The updated report includes three more regions (East Asia and the Pacific, North Africa and Eastern Europe and Central Asia) and states that, absent immediate and concerted action, “hotspots” of internal climate migration could emerge as early as 2030 and continue to spread and intensify by 2050.
Of the six regions examined in the two reports, sub-Saharan Africa is projected to have the largest number of internal climate migrants.
“The region is highly vulnerable to climate change impacts, especially in already fragile drylands and along exposed coastlines. Agriculture, which is almost all rainfed in the region, also accounts for a large share of employment.”
Internal migration in North Africa, meanwhile, is projected to affect 19-million people by 2050, or 9% of the total population.
“This is due to a great extent to severe water scarcity, as well as the impacts of sea-level rise on densely populated coastal areas and in the Nile Delta.”
Climate change, the reports states, is a powerful driver of internal migration because of its impacts on people’s livelihoods and loss of livability in highly exposed locations.
Hotspots of internal climate migration will intensify in rural, urban, and coastal systems and people will migrate due to water scarcity, lower crop productivity, sea level rise and storm surges.
Some places may also become less livable, owing to heat stress, extreme events and land loss.
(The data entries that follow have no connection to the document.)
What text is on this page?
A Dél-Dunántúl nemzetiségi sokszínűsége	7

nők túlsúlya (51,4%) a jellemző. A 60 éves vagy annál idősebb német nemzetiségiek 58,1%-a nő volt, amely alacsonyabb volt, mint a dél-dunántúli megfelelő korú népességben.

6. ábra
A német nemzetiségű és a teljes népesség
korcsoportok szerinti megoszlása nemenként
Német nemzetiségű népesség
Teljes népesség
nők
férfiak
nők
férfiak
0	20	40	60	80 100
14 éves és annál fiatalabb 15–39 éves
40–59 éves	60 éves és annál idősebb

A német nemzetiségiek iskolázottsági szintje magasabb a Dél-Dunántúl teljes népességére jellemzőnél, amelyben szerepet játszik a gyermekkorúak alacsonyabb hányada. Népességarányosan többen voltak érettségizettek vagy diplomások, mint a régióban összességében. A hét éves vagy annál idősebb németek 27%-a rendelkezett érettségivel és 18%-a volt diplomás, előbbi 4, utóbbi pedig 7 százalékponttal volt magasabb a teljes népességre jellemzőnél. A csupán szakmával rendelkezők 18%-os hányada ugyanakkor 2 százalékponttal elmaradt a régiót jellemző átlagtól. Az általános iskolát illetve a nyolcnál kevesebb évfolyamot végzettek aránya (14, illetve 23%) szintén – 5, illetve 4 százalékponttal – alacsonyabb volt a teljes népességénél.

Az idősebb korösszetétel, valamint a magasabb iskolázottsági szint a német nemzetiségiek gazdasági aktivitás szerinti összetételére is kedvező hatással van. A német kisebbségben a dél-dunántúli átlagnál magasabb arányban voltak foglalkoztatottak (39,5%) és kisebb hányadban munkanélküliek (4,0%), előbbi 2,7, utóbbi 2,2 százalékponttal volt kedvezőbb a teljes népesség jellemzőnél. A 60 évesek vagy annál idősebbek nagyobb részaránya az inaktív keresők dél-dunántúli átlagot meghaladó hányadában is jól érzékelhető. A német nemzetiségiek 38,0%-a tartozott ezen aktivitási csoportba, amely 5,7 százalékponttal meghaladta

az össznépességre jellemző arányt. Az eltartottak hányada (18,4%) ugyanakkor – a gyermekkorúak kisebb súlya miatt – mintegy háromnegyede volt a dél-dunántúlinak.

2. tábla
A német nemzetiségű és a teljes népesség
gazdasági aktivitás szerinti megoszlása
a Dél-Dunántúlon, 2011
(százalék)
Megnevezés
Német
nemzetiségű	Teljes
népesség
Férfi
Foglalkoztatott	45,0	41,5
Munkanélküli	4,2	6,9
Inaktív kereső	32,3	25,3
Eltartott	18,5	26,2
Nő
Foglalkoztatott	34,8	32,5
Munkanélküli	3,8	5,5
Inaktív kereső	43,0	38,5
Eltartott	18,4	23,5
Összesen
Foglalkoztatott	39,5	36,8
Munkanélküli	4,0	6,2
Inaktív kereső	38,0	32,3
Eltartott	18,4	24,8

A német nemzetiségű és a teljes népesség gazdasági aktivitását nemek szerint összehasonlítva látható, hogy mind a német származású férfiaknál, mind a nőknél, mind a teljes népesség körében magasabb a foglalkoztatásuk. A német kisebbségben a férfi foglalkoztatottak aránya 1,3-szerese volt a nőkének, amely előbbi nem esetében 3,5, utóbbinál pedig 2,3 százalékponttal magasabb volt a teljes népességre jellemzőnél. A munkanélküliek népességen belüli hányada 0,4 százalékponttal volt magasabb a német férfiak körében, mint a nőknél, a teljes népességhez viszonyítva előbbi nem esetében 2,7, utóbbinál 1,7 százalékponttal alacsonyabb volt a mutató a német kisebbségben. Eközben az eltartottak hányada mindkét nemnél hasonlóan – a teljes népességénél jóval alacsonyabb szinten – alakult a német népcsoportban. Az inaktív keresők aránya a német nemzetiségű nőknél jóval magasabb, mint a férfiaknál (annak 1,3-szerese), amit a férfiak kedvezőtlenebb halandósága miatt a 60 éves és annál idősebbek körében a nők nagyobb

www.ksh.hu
The report argues that four policy recommendations, if acted on immediately, could reduce the scale of climate migration by as much as 80%. The recommendations include:
- reducing global emissions and making every effort to meet the temperature goals of the Paris Agreement;
- embedding internal climate migration in far-sighted green, resilient, and inclusive development planning;
- preparing for each phase of migration, so that internal climate migration as an adaptation strategy can result in positive development outcomes; and
- investing in better understanding of the drivers of internal climate migration to inform well-targeted policies.
““The Groundswell report is a stark reminder of the human toll of climate change, particularly on the world’s poorest – those who are contributing the least to its causes. It also clearly lays out a path for countries to address some of the key factors that are causing climate-driven migration,” World Bank sustainable development VP Juergen Voegele said.